C’erano una volta i signori del lusso Made in Italy. Ora comanda lo straniero

Vince chi mantiene i nervi saldi, obbligazioni pronte alla carica

Alla fine una delle poche maison italiane a mantenere la propria indipendenza è stata la Ermenegildo Zegna. È sbarcata a Wall Street a dicembre 2021 con il supporto della Investindustrial di Andrea Bonomi e nei primi nove mesi dell’anno scorso ha praticamente raggiunto lo stesso fatturato del 2022 (1,33 miliardi contro 1,5 miliardi). Ma Zegna con Ferragamo è una mosca bianca nell’ambito del fashion & luxury italiano, per la maggior parte è in mani estere.

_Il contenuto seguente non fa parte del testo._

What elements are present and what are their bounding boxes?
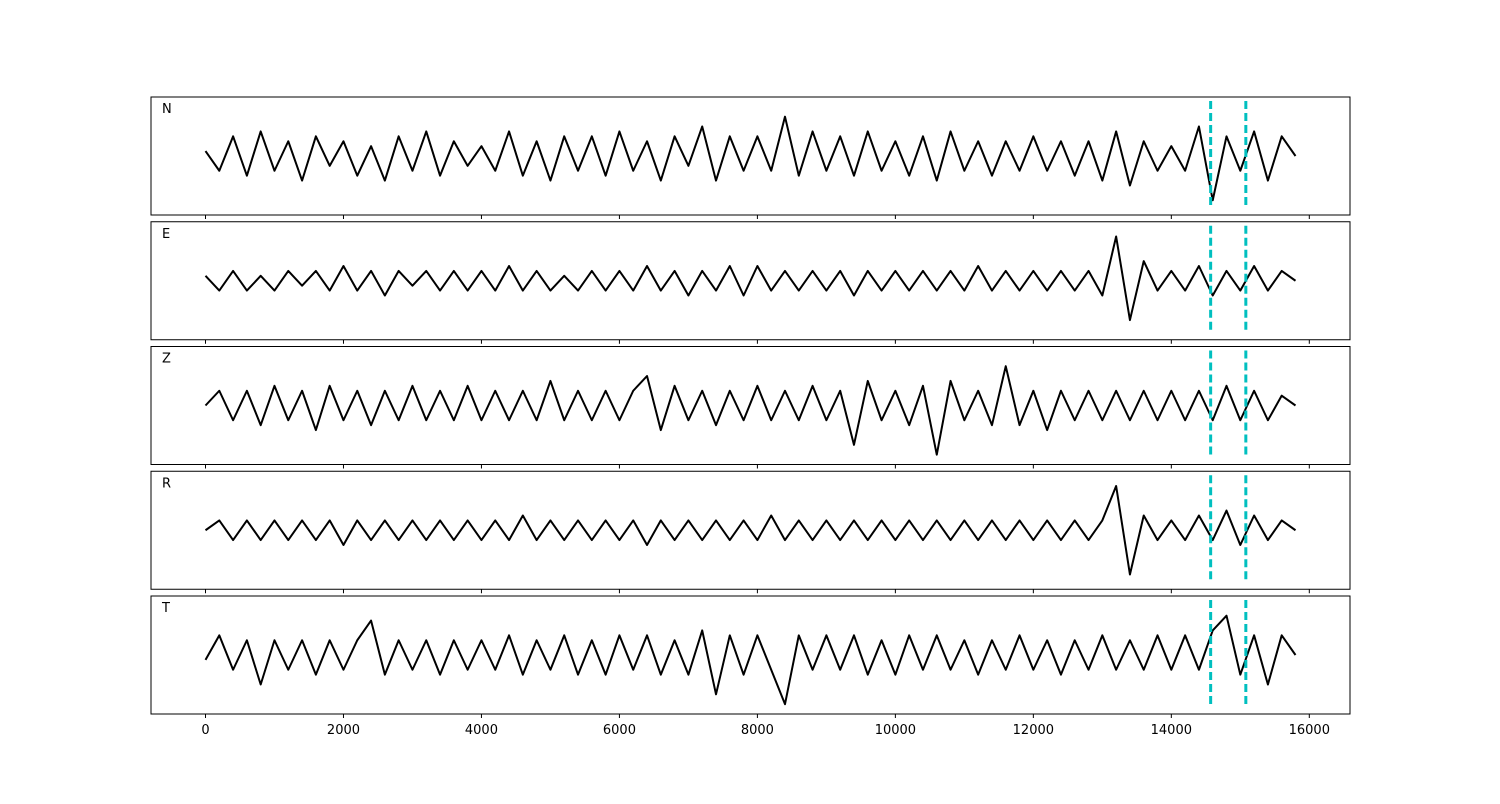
panel-label: R	[162, 476, 171, 491]
panel-label: Z	[162, 352, 171, 367]
trace	[204, 115, 1297, 202]
x-tick-label: 16000	[1289, 723, 1330, 738]
trace	[204, 485, 1297, 576]
x-tick-label: 6000	[603, 723, 636, 738]
trace	[204, 235, 1297, 322]
x-tick-label: 14000	[1151, 723, 1192, 738]
x-tick-label: 2000	[327, 723, 360, 738]
panel-label: E	[162, 227, 170, 242]
panel-label: T	[161, 601, 170, 616]
x-tick-label: 4000	[465, 723, 498, 738]
x-tick-label: 0	[201, 723, 209, 738]
trace	[204, 365, 1297, 456]
trace	[204, 614, 1297, 706]
x-tick-label: 10000	[875, 723, 916, 738]
panel-label: N	[162, 102, 172, 117]
x-tick-label: 8000	[741, 723, 774, 738]
x-tick-label: 12000	[1013, 723, 1054, 738]
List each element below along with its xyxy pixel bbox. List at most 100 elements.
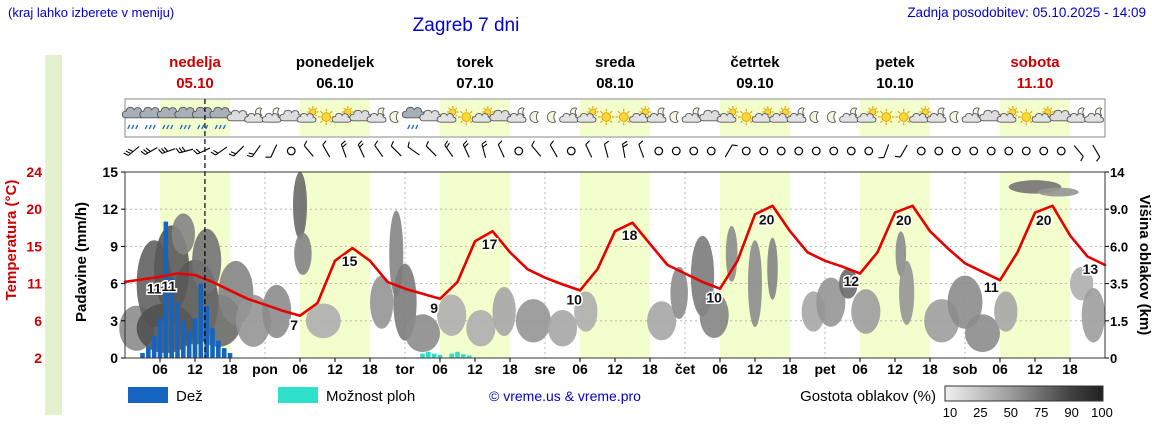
- day-name: ponedeljek: [296, 54, 375, 71]
- cloud-icon-shape: [366, 112, 387, 123]
- wind-barb-icon: [193, 147, 211, 155]
- sun-ray: [875, 107, 878, 110]
- sun-ray: [907, 110, 910, 114]
- sun-ray: [350, 107, 353, 110]
- time-tick-label: 18: [502, 361, 518, 377]
- sun-ray: [647, 114, 650, 117]
- sun-ray: [907, 120, 910, 124]
- sun-weather-icon: [318, 108, 335, 126]
- sun-ray: [609, 110, 613, 114]
- moon-weather-icon: [826, 111, 837, 123]
- sun-ray: [455, 107, 458, 110]
- wind-barb-icon: [265, 144, 278, 158]
- rain-bar: [175, 302, 180, 358]
- cloud-blob: [670, 266, 688, 319]
- cloud-blob: [574, 291, 598, 332]
- cloud-blob: [748, 240, 762, 327]
- cloud-blob: [767, 237, 778, 300]
- wind-barb-icon: [549, 140, 558, 158]
- partly-sun-weather-icon: [1031, 106, 1054, 123]
- sun-ray: [749, 110, 753, 114]
- sun-weather-icon: [1018, 108, 1035, 126]
- sun-disc: [321, 112, 332, 122]
- raindrop: [127, 124, 131, 130]
- showers-legend-swatch: [278, 387, 318, 403]
- wind-barb-icon: [210, 146, 228, 156]
- sun-ray: [1029, 120, 1033, 124]
- wind-barb-icon: [894, 144, 908, 158]
- sun-ray: [927, 107, 930, 110]
- temperature-value-label: 20: [896, 212, 912, 228]
- moon-crescent: [669, 111, 679, 123]
- wind-barb-icon: [158, 146, 176, 154]
- time-tick-label: 06: [852, 361, 868, 377]
- raindrop: [179, 124, 183, 130]
- sun-ray: [483, 107, 486, 110]
- day-name: sreda: [595, 54, 636, 71]
- weather-icon-row: [121, 98, 1106, 138]
- partly-sun-weather-icon: [716, 106, 739, 123]
- partly-sun-weather-icon: [751, 106, 774, 123]
- cloud-blob: [235, 294, 271, 347]
- moon-crescent: [809, 111, 819, 123]
- partly-moon-weather-icon: [646, 107, 667, 123]
- raindrop: [197, 124, 201, 130]
- sun-ray: [627, 120, 630, 124]
- cloud-icon-shape: [1084, 112, 1104, 123]
- location-hint: (kraj lahko izberete v meniju): [8, 5, 174, 20]
- cloud-blob: [466, 309, 496, 347]
- rain-legend-label: Dež: [176, 388, 203, 405]
- temperature-value-label: 10: [566, 291, 582, 307]
- sun-weather-icon: [895, 108, 912, 126]
- sun-ray: [735, 107, 738, 110]
- wind-barb-icon: [425, 140, 437, 157]
- cloud-blob: [839, 268, 858, 299]
- wind-barb-icon: [481, 140, 488, 158]
- cloud-blob: [1037, 187, 1079, 197]
- cloud-blob: [1081, 287, 1106, 343]
- sun-ray: [640, 107, 643, 110]
- cloud-icon-shape: [646, 112, 667, 123]
- sun-ray: [308, 107, 311, 110]
- day-date: 10.10: [876, 75, 914, 92]
- calm-wind-icon: [1021, 146, 1031, 156]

A recitare la parte del leone è la Francia con i due colossi Lvmh e Kering che sono i proprietari di marchi storici del made in Italy. Il gruppo di Louis Vuitton e di Moët & Chandon, guidato da Bernard Arnault, ha fatto incetta di boutique del lusso grandi e piccole di casa nostra. Dai nomi altisonanti come Bulgari, Fendi, Emilio Pucci e Loro Piana si va a quelli più di nicchia come Acqua di Parma e Berluti nonché la Pasticceria Cova di Via Montenapoleone. In più il 10% di Tod’s. Una multinazionale talmente imponente da non restare indifferente alle realtà emergenti come Off-White di cui possiede il 60% e come Etro, controllata indirettamente dalla famiglia Arnault tramite il fondo di private equity L.Catterton.

Lo stesso discorso si può fare per la Kering diretta da François-Henri Pinault. In poco meno di un trentennio ha accumulato brand come Gucci, Bottega Veneta, Brioni, Pomellato e Richard Ginori. La scorsa estate ha poi messo a segno un altro colpo acquistando il 30% di Valentino dal fondo del Qatar Mayhoola. La spiegazione è semplice se si guardano i numeri: la Francia è il secondo Paese per investimenti in Italia dopo gli Stati Uniti. E, analogamente, non è un caso che gli Usa siano presenti nel lusso made in Italy con la conglomerata Tapestry-Capri Holdings che controlla Versace e punta a contrastare i due giganti francesi, con Bacardi proprietario di Martini & Rossi, con Haworth che detiene Poltrona Frau. Non mancano gli svizzeri di Richemont che hanno in portafoglio marchi come Buccellati, Officine Panerai e Serapian.

Infine, ci sono anche le tigri asiatiche: Coccinelle, dal 2012 è in mano al colosso coreano E-Land, lo stesso aveva rilevato Mandarina Duck in un periodo di difficoltà. Krizia, storico marchio della moda made in Italy, nel 2014 è finita sotto il controllo della cinese Shenzhen Marisfrolg Fashion, mentre nel 2021 Fosun ha acquistato le calzature Sergio Rossi per 60 milioni.

In quest’ultimo caso, le cifre sono importanti, perché la maggior parte di queste operazioni raramente ha superato un controvalore di un miliardo di euro. E in molti casi le dichiarazioni dei fondatori che passano la mano sembrano fotocopiate: «Era arrivato il momento di crescere, ma non c’era nuova finanza a disposizione e così abbiamo venduto». In un Paese nel quale oltre il 90% delle aziende rientra nella categoria microimprese anche la moda e il lusso non fanno eccezione alla regola.

Tranne i grandi nomi gli altri sopra elencati erano spesso piccole realtà se confrontate con le dimensioni del mercato globale e, dunque, necessitavano di capitali per espandere un’attività che ha sempre bisogno di manodopera e risorse finanziarie per il salto dimensionale. O per restare competitive se già grandi. Aggiungiamo la scarsa dimestichezza alle aggregazioni di filiera delle aziende a controllo familiare e il gioco è fatto. Come dichiarò Santo Versace in un’intervista: «Quando mio fratello Gianni fu assassinato avevamo un accordo con Gucci che, se fosse stato portato a termine, avrebbe impedito la nascita di Kering».